Dayak tribes perform rituals to cool electoral tensions

  • Severianus Endi and Karina M. Tehusijarana

    The Jakarta Post

Pontianak   /   Mon, July 2, 2018   /   10:19 am
Dayak tribes perform rituals to cool electoral tensions Dayak men and women in a traditional ceremony (Illustration) (Shutterstock/File)

Residents of Ngabang in Landak regency, West Kalimantan, performed on Saturday a traditional Dayak ritual called pamabakng in an effort to cool tensions after a heated gubernatorial race that ended on Wednesday.

The ritual, which is meant to drive out conflict and illnesses, was led by a traditional elder at the Putri Dara Hitam Terminal and attended by West Kalimantan Police chief Insp. Gen. Didi Haryono, as well as Landak regent and gubernatorial candidate Karolin Margret Natasa.

Reports emerged on Friday of vandalism in Ngabang and nearby Pahaiman following gubernatorial election quick count results that projected that Karolin’s opponent, Sutarmidji, was the likely winner.

Dissatisfied residents reportedly upended a merchant’s cart at a traditional market in Ngabang. 

National Police spokesperson Insp. Gen. Setyo Wasisto confirmed that an incident occurred on Friday but said it had been quickly handled by local security forces.

“The situation is now safe and conducive,” he said on Saturday, as quoted

Setyo added that he appreciated the Landak cultural leaders’ swift actions to try and reduce tensions in the community. 

“That is what traditional, youth and religious figures should prioritize,” he said.

Landak Legislative Council head and local Dayak council leader Heri Saman said the ritual was initiated by traditional elders to calm the community down.

“We ask [residents] to return to a normal and peaceful situation and strengthen [the relationships] that we have fostered for so long.”

Didi further urged communities not to be easily provoked by rumors on social media.

Meanwhile, Karolin asked residents to remain calm and not be triggered by quick count results.

“Do not become emotional just because of a [social media] post, because what happens in Ngabang can spread to other places.”

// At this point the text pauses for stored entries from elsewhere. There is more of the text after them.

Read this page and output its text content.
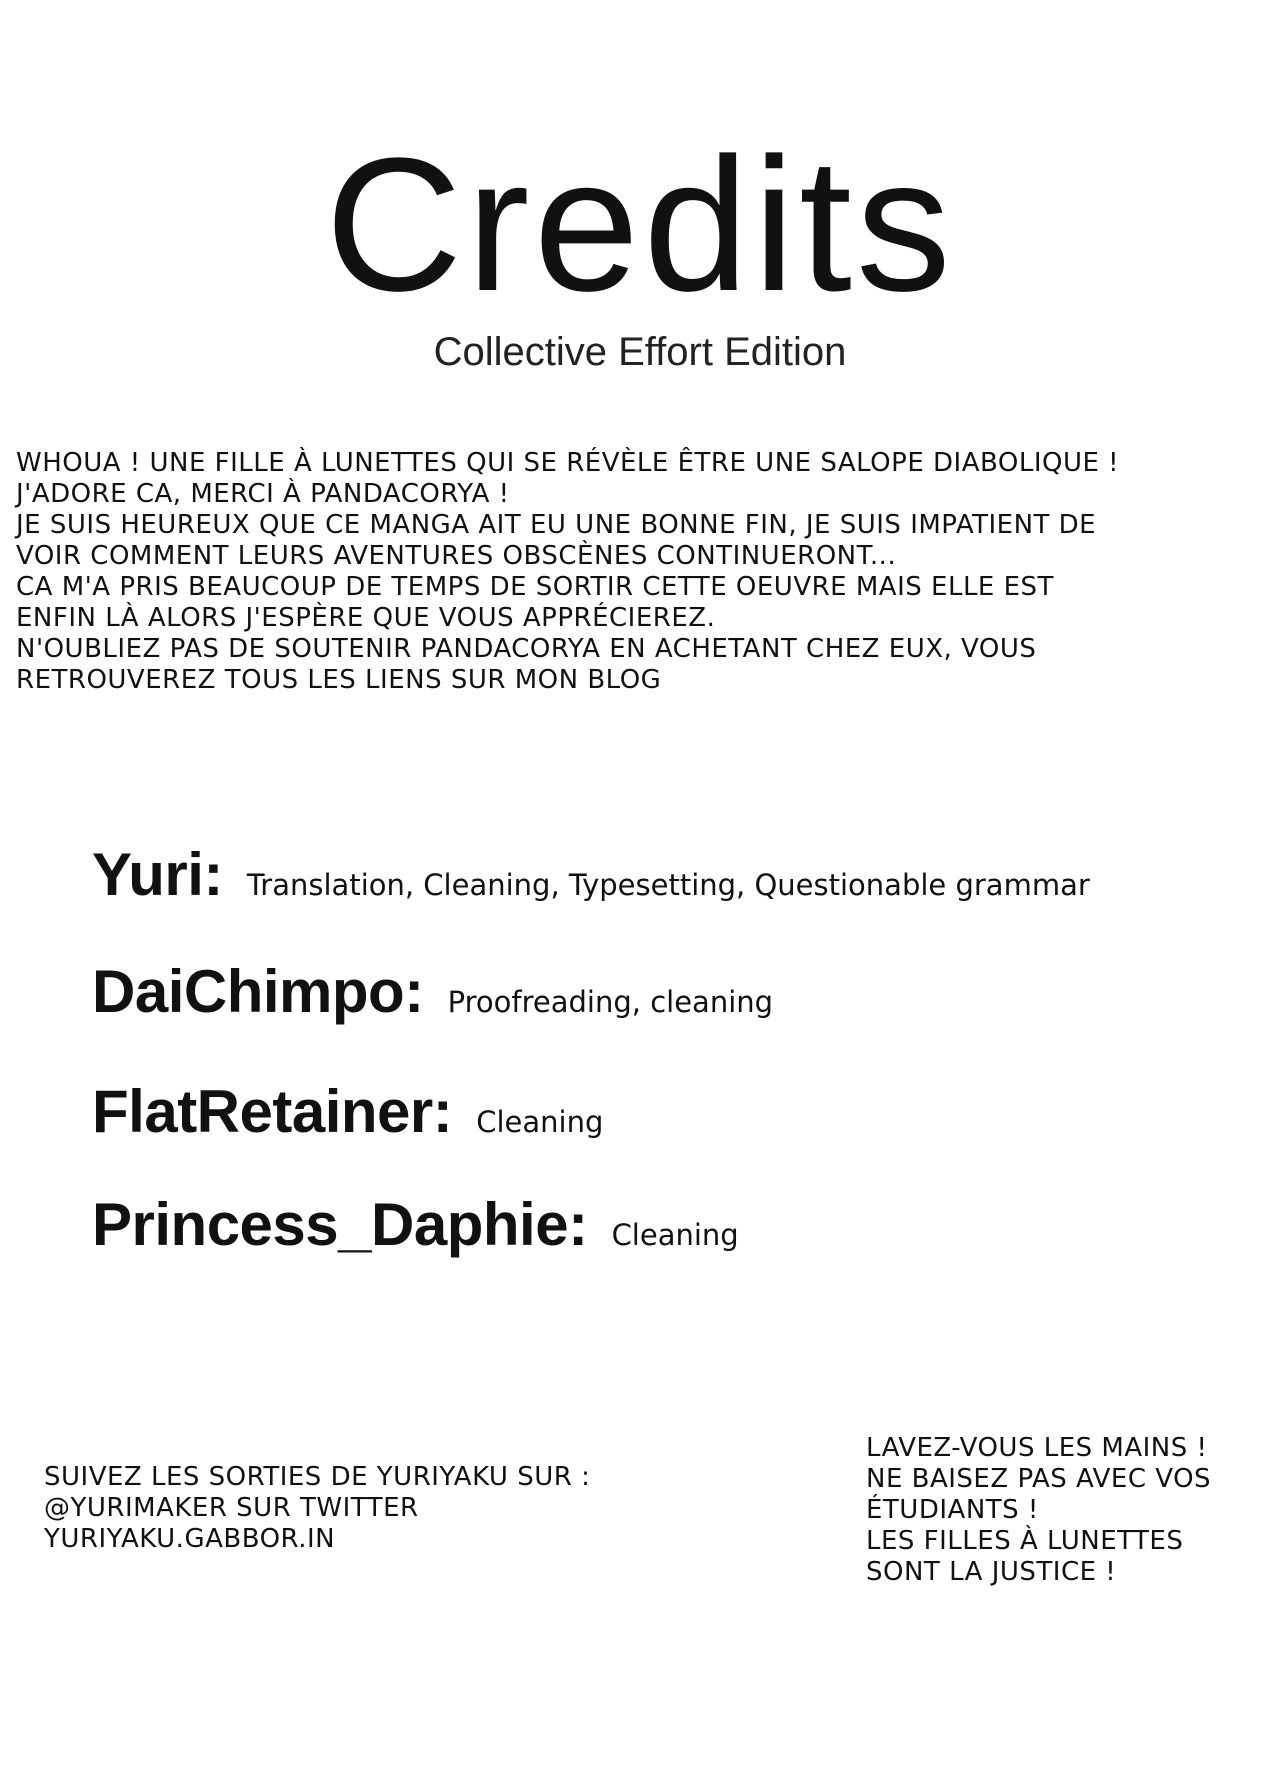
Credits
Collective Effort Edition
WHOUA ! UNE FILLE À LUNETTES QUI SE RÉVÈLE ÊTRE UNE SALOPE DIABOLIQUE !
J'ADORE CA, MERCI À PANDACORYA !
JE SUIS HEUREUX QUE CE MANGA AIT EU UNE BONNE FIN, JE SUIS IMPATIENT DE
VOIR COMMENT LEURS AVENTURES OBSCÈNES CONTINUERONT...
CA M'A PRIS BEAUCOUP DE TEMPS DE SORTIR CETTE OEUVRE MAIS ELLE EST
ENFIN LÀ ALORS J'ESPÈRE QUE VOUS APPRÉCIEREZ.
N'OUBLIEZ PAS DE SOUTENIR PANDACORYA EN ACHETANT CHEZ EUX, VOUS
RETROUVEREZ TOUS LES LIENS SUR MON BLOG
Yuri: Translation, Cleaning, Typesetting, Questionable grammar
DaiChimpo: Proofreading, cleaning
FlatRetainer: Cleaning
Princess_Daphie: Cleaning
SUIVEZ LES SORTIES DE YURIYAKU SUR :
@YURIMAKER SUR TWITTER
YURIYAKU.GABBOR.IN
LAVEZ-VOUS LES MAINS !
NE BAISEZ PAS AVEC VOS
ÉTUDIANTS !
LES FILLES À LUNETTES
SONT LA JUSTICE !
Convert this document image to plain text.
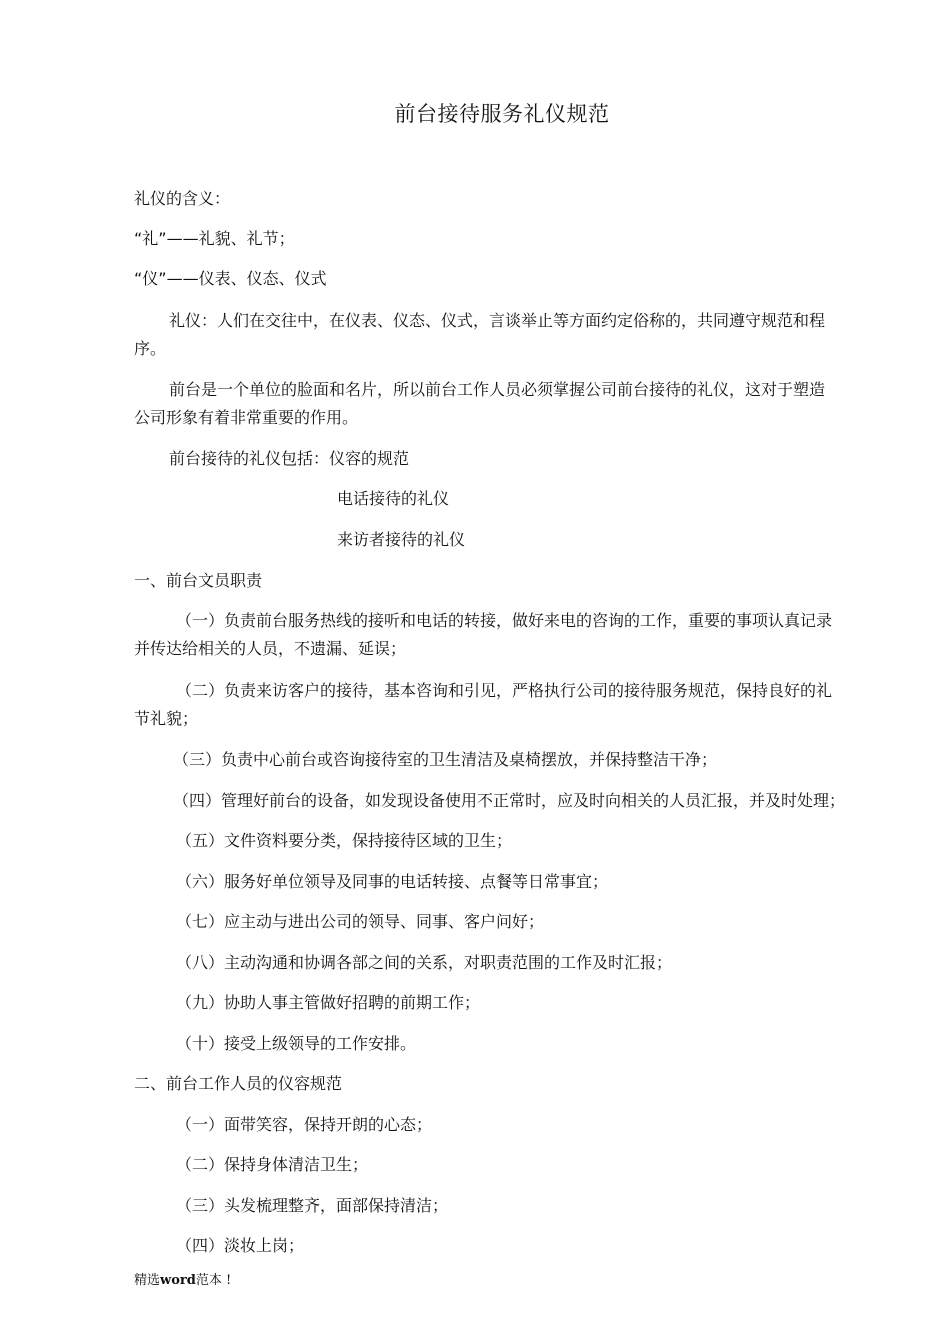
前台接待服务礼仪规范
礼仪的含义：
“礼”——礼貌、礼节；
“仪”——仪表、仪态、仪式
礼仪：人们在交往中，在仪表、仪态、仪式，言谈举止等方面约定俗称的，共同遵守规范和程
序。
前台是一个单位的脸面和名片，所以前台工作人员必须掌握公司前台接待的礼仪，这对于塑造
公司形象有着非常重要的作用。
前台接待的礼仪包括：仪容的规范
电话接待的礼仪
来访者接待的礼仪
一、前台文员职责
（一）负责前台服务热线的接听和电话的转接，做好来电的咨询的工作，重要的事项认真记录
并传达给相关的人员，不遗漏、延误；
（二）负责来访客户的接待，基本咨询和引见，严格执行公司的接待服务规范，保持良好的礼
节礼貌；
（三）负责中心前台或咨询接待室的卫生清洁及桌椅摆放，并保持整洁干净；
（四）管理好前台的设备，如发现设备使用不正常时，应及时向相关的人员汇报，并及时处理；
（五）文件资料要分类，保持接待区域的卫生；
（六）服务好单位领导及同事的电话转接、点餐等日常事宜；
（七）应主动与进出公司的领导、同事、客户问好；
（八）主动沟通和协调各部之间的关系，对职责范围的工作及时汇报；
（九）协助人事主管做好招聘的前期工作；
（十）接受上级领导的工作安排。
二、前台工作人员的仪容规范
（一）面带笑容，保持开朗的心态；
（二）保持身体清洁卫生；
（三）头发梳理整齐，面部保持清洁；
（四）淡妆上岗；
精选word范本 !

The Alliance of Independent Journalists’ (AJI) Pontianak branch issued a press release urging the media to use a “peaceful journalism” approach in reporting the post-election situation in the province.

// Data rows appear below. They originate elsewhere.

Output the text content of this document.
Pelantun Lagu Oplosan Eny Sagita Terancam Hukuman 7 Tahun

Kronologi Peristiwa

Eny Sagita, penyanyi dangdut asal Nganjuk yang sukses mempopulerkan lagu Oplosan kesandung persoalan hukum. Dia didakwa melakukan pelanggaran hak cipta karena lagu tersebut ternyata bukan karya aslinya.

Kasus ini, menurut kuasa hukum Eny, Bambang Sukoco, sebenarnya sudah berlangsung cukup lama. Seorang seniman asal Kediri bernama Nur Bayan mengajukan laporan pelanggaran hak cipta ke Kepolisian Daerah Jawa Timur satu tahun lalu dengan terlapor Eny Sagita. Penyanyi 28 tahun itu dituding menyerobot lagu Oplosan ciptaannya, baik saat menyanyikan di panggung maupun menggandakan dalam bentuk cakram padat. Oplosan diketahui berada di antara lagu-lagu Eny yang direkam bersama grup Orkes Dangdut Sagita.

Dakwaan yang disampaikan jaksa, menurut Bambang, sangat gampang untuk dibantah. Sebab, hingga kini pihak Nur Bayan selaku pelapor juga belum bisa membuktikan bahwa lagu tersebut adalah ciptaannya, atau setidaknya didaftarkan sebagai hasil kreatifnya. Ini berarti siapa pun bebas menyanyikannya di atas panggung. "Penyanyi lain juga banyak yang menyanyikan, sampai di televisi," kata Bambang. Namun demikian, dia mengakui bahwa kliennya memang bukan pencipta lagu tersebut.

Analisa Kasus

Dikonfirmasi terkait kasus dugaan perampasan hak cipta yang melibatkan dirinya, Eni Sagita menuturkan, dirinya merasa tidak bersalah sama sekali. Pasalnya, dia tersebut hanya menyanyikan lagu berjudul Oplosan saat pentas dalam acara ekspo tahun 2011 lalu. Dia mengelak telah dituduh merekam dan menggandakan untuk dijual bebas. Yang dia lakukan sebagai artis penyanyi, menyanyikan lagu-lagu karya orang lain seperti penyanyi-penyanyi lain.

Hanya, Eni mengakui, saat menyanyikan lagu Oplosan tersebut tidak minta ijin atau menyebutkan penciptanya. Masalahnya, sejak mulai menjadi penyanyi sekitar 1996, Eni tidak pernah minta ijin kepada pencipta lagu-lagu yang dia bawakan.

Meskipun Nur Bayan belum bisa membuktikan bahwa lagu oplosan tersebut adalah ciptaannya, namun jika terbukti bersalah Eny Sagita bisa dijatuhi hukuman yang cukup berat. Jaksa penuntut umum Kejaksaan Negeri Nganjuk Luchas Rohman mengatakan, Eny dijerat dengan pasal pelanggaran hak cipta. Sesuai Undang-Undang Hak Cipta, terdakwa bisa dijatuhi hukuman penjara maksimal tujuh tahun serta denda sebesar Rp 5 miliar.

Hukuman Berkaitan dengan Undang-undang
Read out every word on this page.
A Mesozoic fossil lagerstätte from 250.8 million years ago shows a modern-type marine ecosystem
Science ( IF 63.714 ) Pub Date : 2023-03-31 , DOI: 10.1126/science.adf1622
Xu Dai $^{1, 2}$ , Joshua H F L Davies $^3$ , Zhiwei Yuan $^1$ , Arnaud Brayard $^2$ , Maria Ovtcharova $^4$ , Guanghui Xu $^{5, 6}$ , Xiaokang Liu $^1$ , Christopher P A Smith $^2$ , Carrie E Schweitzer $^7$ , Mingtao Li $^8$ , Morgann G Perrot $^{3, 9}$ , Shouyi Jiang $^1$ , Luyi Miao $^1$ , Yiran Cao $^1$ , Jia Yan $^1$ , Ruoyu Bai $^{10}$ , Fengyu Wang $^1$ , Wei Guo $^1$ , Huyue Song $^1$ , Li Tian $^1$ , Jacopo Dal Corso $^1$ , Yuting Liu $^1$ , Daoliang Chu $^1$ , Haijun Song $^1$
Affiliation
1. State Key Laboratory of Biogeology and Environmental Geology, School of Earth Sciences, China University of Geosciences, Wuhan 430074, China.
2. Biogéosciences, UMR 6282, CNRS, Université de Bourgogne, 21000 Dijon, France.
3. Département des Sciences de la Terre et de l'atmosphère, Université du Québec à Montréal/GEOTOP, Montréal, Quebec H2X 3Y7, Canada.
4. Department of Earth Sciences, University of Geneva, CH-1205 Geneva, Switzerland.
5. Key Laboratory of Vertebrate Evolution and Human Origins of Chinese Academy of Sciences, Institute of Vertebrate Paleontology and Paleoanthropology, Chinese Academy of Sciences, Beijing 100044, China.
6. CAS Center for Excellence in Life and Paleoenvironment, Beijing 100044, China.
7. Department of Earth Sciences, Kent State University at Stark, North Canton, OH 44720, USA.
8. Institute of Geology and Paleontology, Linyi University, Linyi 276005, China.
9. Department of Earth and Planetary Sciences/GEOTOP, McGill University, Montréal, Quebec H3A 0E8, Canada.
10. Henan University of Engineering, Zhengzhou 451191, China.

“We remind all journalists not to use social media as a primary source, as social media is often used to disseminate false news,” said AJI Pontianak head Dian Lestari.

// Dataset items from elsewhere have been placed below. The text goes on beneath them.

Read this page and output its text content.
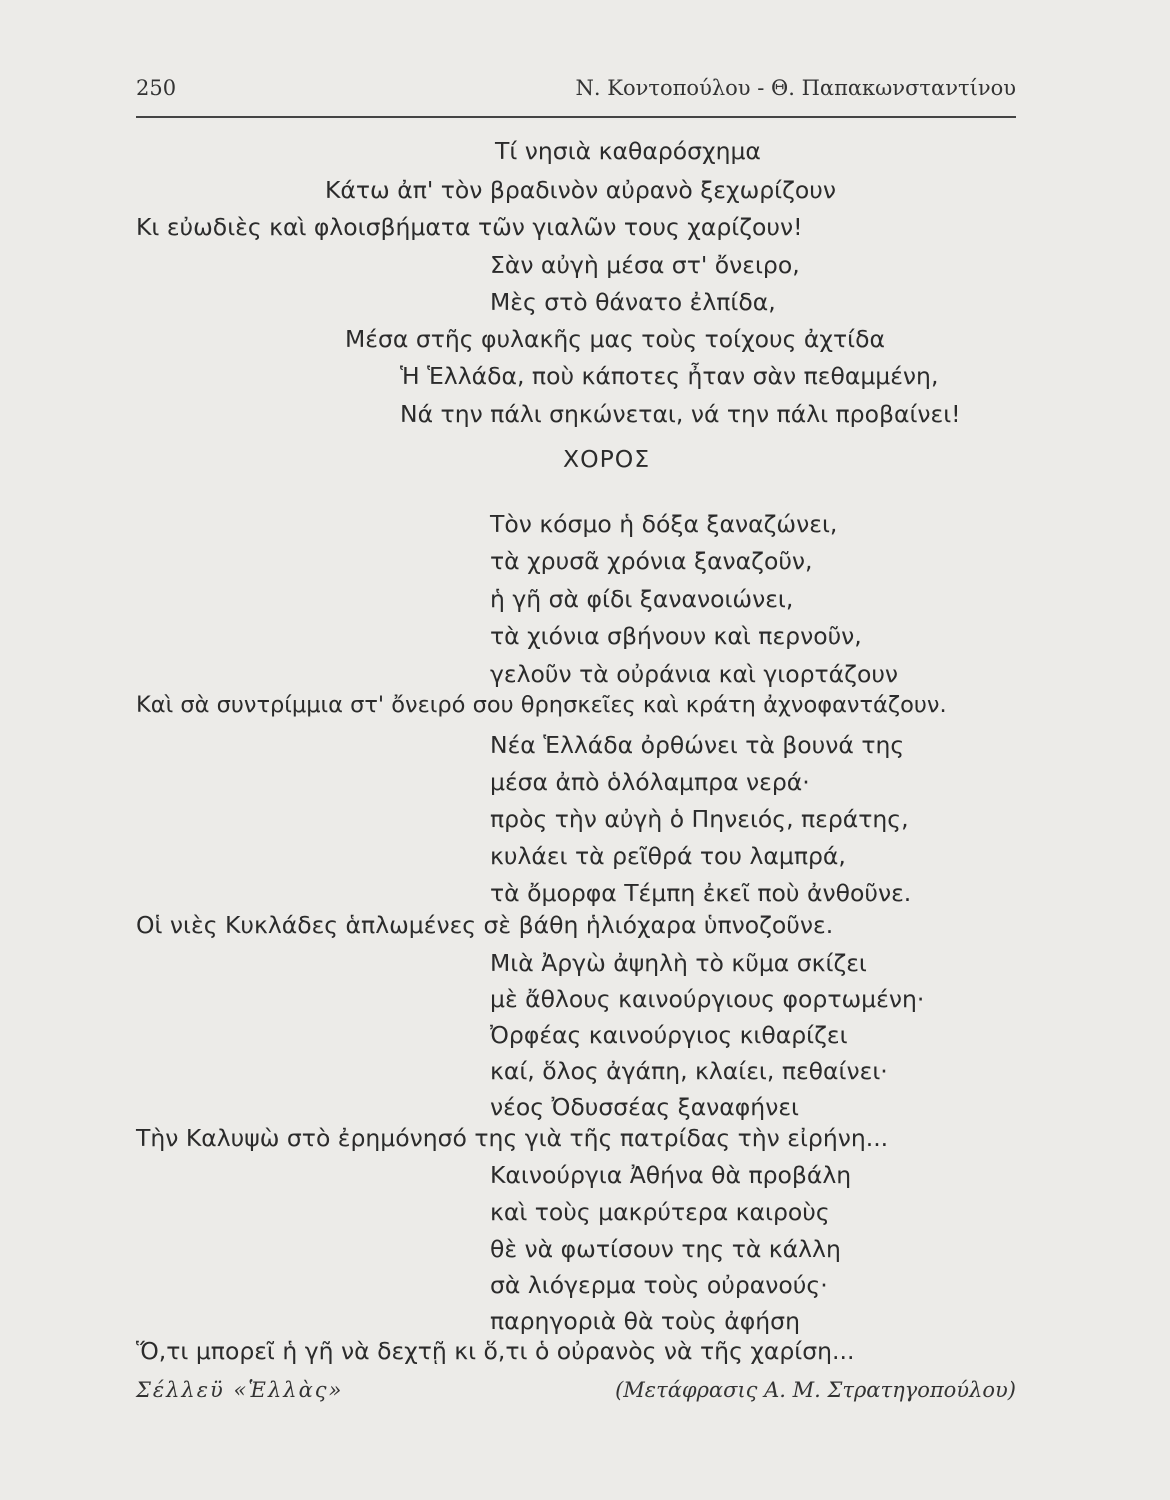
250	Ν. Κοντοπούλου - Θ. Παπακωνσταντίνου
Τί νησιὰ καθαρόσχημα
Κάτω ἀπ' τὸν βραδινὸν αὐρανὸ ξεχωρίζουν
Κι εὐωδιὲς καὶ φλοισβήματα τῶν γιαλῶν τους χαρίζουν!
Σὰν αὐγὴ μέσα στ' ὄνειρο,
Μὲς στὸ θάνατο ἐλπίδα,
Μέσα στῆς φυλακῆς μας τοὺς τοίχους ἀχτίδα
Ἡ Ἑλλάδα, ποὺ κάποτες ἦταν σὰν πεθαμμένη,
Νά την πάλι σηκώνεται, νά την πάλι προβαίνει!
ΧΟΡΟΣ
Τὸν κόσμο ἡ δόξα ξαναζώνει,
τὰ χρυσᾶ χρόνια ξαναζοῦν,
ἡ γῆ σὰ φίδι ξανανοιώνει,
τὰ χιόνια σβήνουν καὶ περνοῦν,
γελοῦν τὰ οὐράνια καὶ γιορτάζουν
Καὶ σὰ συντρίμμια στ' ὄνειρό σου θρησκεῖες καὶ κράτη ἀχνοφαντάζουν.
Νέα Ἑλλάδα ὀρθώνει τὰ βουνά της
μέσα ἀπὸ ὁλόλαμπρα νερά·
πρὸς τὴν αὐγὴ ὁ Πηνειός, περάτης,
κυλάει τὰ ρεῖθρά του λαμπρά,
τὰ ὄμορφα Τέμπη ἐκεῖ ποὺ ἀνθοῦνε.
Οἱ νιὲς Κυκλάδες ἁπλωμένες σὲ βάθη ἡλιόχαρα ὑπνοζοῦνε.
Μιὰ Ἀργὼ ἀψηλὴ τὸ κῦμα σκίζει
μὲ ἄθλους καινούργιους φορτωμένη·
Ὀρφέας καινούργιος κιθαρίζει
καί, ὅλος ἀγάπη, κλαίει, πεθαίνει·
νέος Ὀδυσσέας ξαναφήνει
Τὴν Καλυψὼ στὸ ἐρημόνησό της γιὰ τῆς πατρίδας τὴν εἰρήνη...
Καινούργια Ἀθήνα θὰ προβάλη
καὶ τοὺς μακρύτερα καιροὺς
θὲ νὰ φωτίσουν της τὰ κάλλη
σὰ λιόγερμα τοὺς οὐρανούς·
παρηγοριὰ θὰ τοὺς ἀφήση
Ὅ,τι μπορεῖ ἡ γῆ νὰ δεχτῇ κι ὅ,τι ὁ οὐρανὸς νὰ τῆς χαρίση...
Σέλλεϋ «Ἑλλὰς»	(Μετάφρασις Α. Μ. Στρατηγοπούλου)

West Kalimantan has a history of violence between its two largest ethnic groups, the Dayaks, who are predominantly Christian, and the overwhelmingly Muslim Malays.

The province has a majority Muslim population of almost 60 percent but has significant Protestant and Catholic communities representing 11 and 22 percent of the people, respectively. It was rated as one of the most conflict-prone provinces holding elections this year.

The two main contending gubernatorial candidate pairs are split among these ethno-religious lines; Karolin-Suryadman Gidot are both Dayaks and are Catholic and Christian, respectively, while Sutarmidji-Ria Norsan are Muslim Malays. The third ticket, which was considered unlikely to win, Milton Crosby-Boyman Harun, is a mix of a Christian Dayak and a Malay Muslim.

Karolin has strong ties to the Dayak community through the Dayak Customary Council, which is controlled by Karolin’s father, Cornelis, the former West Kalimantan governor for two terms from 2008 to 2018, according to a February study by the Institute for Policy Analysis of Conflict (IPAC).

IPAC also highlighted three regencies, including Landak, which is Cornelis’ stronghold, where clashes might occur between supporters of Karolin and Sutarmidji.

Quick counts conducted by several polling organizations after Wednesday’s election put Sutarmidji-Ria in first place, followed by Karolin-Suryadman in second and Milton-Boyman in last place.

The General Elections Commission (KPU) has already started its real count and will officially announce the election on July 9.